SANDY, Utah — Another dose of winter weather meant another busy day for crews in Sandy.
“We’re just loading trucks up for salt for the, like I said, we still got trucks out plowing today on a normal full day shift,” said Craig Smith, concrete coordinator for Sandy Public Works.
Wearing many hats, Smith has also driven a snow plow at night for the city for the past four or five years.
“We generally run about 150 miles somewhere in that ballpark,” he said. “We’ve definitely had some 60, 70 hour weeks, some 80 hour weeks.”
Paul Browning, the assistant public works director for the city, says drivers he has spoken with say they’ve had overtime in every paycheck since November.
While Browning appreciates the efforts, it has had an impact on what the city budgets for overtime.
“Our overtime budget, we’re right now, we’re pushing about $70,000 over a budget on that,” he shared.
Snow plow drivers are responsible for 322 lane miles.
“We normally plow about anywhere from 30-40,000 miles in a year,” Browning explained. “Right now, not counting yesterday or today’s storm, we are at 65,000 miles.”
The added work to treat and keep the streets clear has also had an impact the supply budget for items like salt. In an average year, Sandy budgets $150,000 for salt, using about 450-500 tons of it during a typical storm.
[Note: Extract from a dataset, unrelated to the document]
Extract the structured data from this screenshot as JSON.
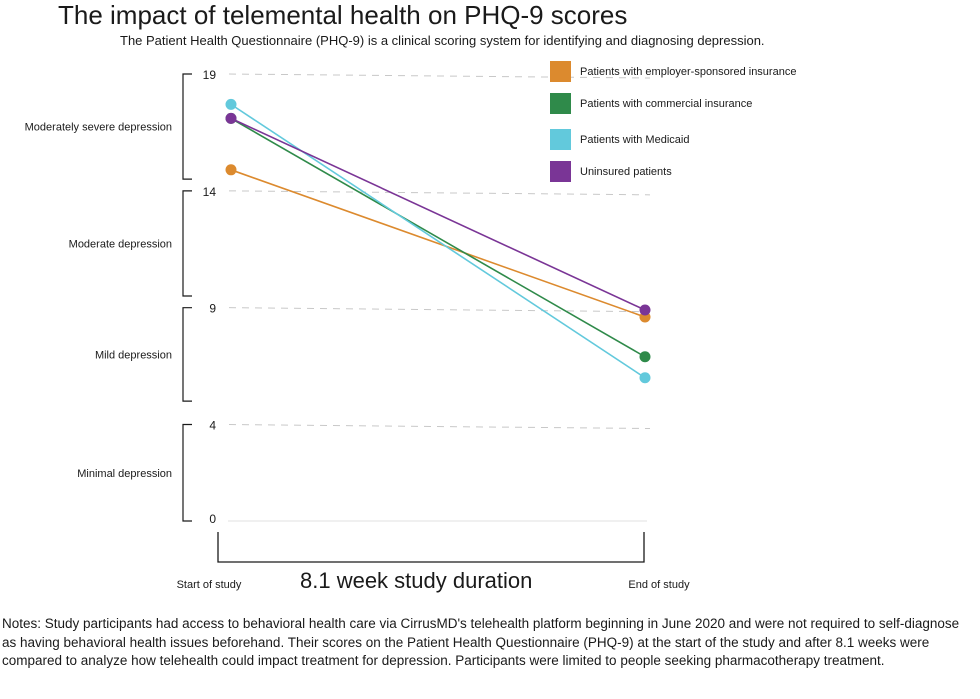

“This year, we’re pushing $250,000 over budget on salt,” said Browning.
Sandy Mayor Monica Zoltanski added that the budget doesn’t include the tires on plow vehicles, the plow blades, and the teeth that go on the blades. She and her finance staff are looking at every contingency fund they can tap into to cover the shortfall.
“Every department has contingency funds, so public works, public utilities, administration, non-departmental and so all of those are available to us and year to year, we don’t spend everything down to the dime,” said the mayor. “We have plenty in reserve this year, we’re not in financial distress by any means.”
However, Zoltanski says that pulling from those contingency funds will diminish what they have available to do their capital projects next year. She also says by this time of year, the city would normally have potholes filled and they’d be moving on to their bulk waste program. It’s something the mayor shared they haven’t really begun in earnest, because they can’t get ahead of the weather.
As the snow continued to come down in Sandy on Tuesday, snow plow drivers like Smith say it’s business as usual.
“We can’t be everywhere at once but, you know, we are out there doing what we can to keep the roads open,” he said.
As for what kind of impact this season could have on taxpayers, Mayor Zoltanski says they are taking a careful look at the numbers before she ultimately presents her budget to the Sandy City Council at the beginning of May.